Comenzaron así las actuaciones por toda la Península, o los viajes de ida y vuelta de Córdoba a Francia en el coche de cuadrillas con José Luis Torres y la incertidumbre de lo desconocido: "En la plaza pasa miedo todo el mundo, por muchas razones. A veces te encuentras en sitios en donde sólo ves los grajos sobrevolando la plaza; otras me he encontrado con sitios en donde no había ni anestesia". En ese sentido, para él Madrid es un paraíso de tranquilidad. 

A la mayoría de las plazas, se llega sin conocer a los animales y sin tiempo ni espacio para calentar al caballo: "Cuando la cuadra se conoce y te ofrece garantías, piensas que te puedes escapar; porque a nosotros nos preocupa más la cuadra que el corral". Sin embargo, ha sido el corral el artífice de sus más graves percances. En 1999, toreando con Rubén Cano El Pireo en Villanueva de Córdoba, se quedó sentado en el estribo frente al toro con el caballo echado. Hubo un capote porque "en la plaza siempre hay personas que, por muy poco que te quieran, te echan una mano. Tiene que venir muy mal el toro, si no te escapas. Pero ese día se quedó mirándome el cuello y decidió dejarme". 
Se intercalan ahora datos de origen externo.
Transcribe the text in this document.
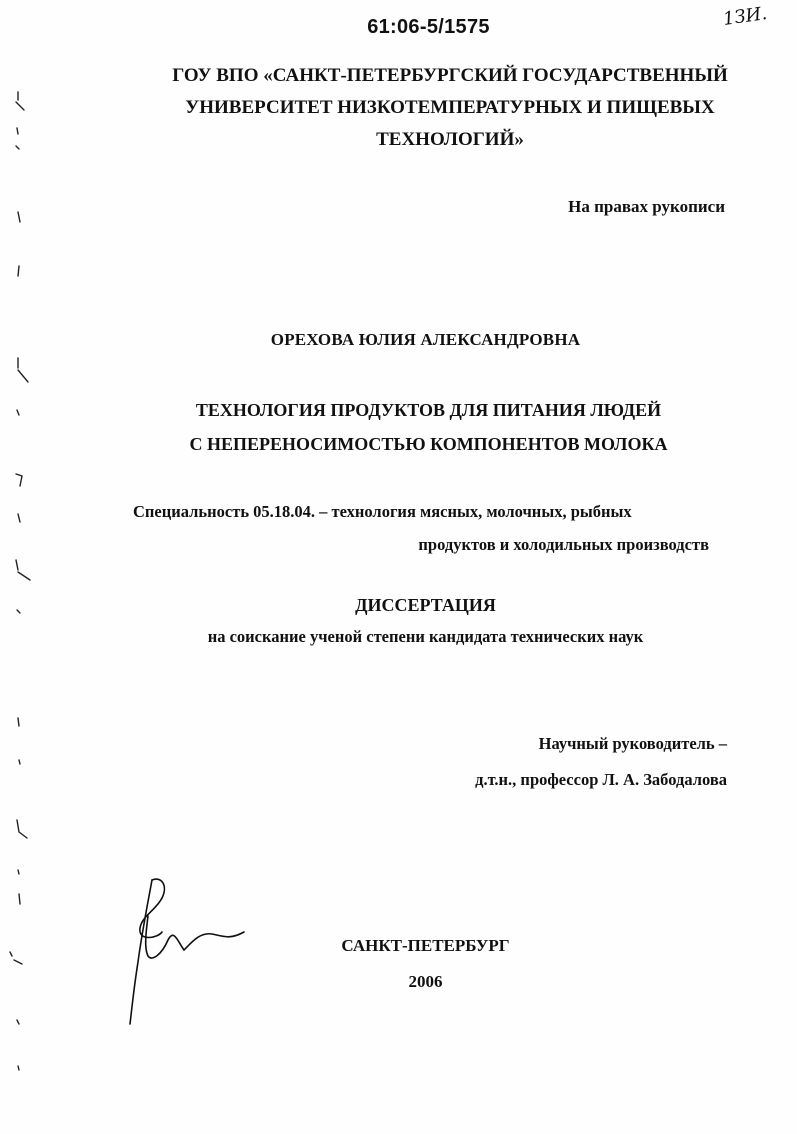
61:06-5/1575	1ЗИ.
ГОУ ВПО «САНКТ-ПЕТЕРБУРГСКИЙ ГОСУДАРСТВЕННЫЙ
УНИВЕРСИТЕТ НИЗКОТЕМПЕРАТУРНЫХ И ПИЩЕВЫХ
ТЕХНОЛОГИЙ»
На правах рукописи
ОРЕХОВА ЮЛИЯ АЛЕКСАНДРОВНА
ТЕХНОЛОГИЯ ПРОДУКТОВ ДЛЯ ПИТАНИЯ ЛЮДЕЙ
С НЕПЕРЕНОСИМОСТЬЮ КОМПОНЕНТОВ МОЛОКА
Специальность 05.18.04. – технология мясных, молочных, рыбных
продуктов и холодильных производств
ДИССЕРТАЦИЯ
на соискание ученой степени кандидата технических наук
Научный руководитель –
д.т.н., профессор Л. А. Забодалова
САНКТ-ПЕТЕРБУРГ
2006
El último percance, ya en este siglo, fue un derribo que acabó con el caballo sobre él y con el tabique nasal y el brazo izquierdo fracturados. Recuperado, sigue alternando sus tardes en la plaza con su vida en el campo, experimentando el latir y el sentir del toro y el caballo, los dos animales que llenan sus vitrinas de premios y reconocimientos por faenas memorables o exhibiciones ecuestres, siempre precedidas de un tiempo de introspección: "En las horas previas necesito la soledad para afrontar el miedo a la responsabilidad y al fracaso; porque los picadores nos enfrentamos con dos animales, uno al que dominar y otro que no te puede dominar a ti. Y luego darle a la puya con el corazón; echar el corazón en lo alto del palo".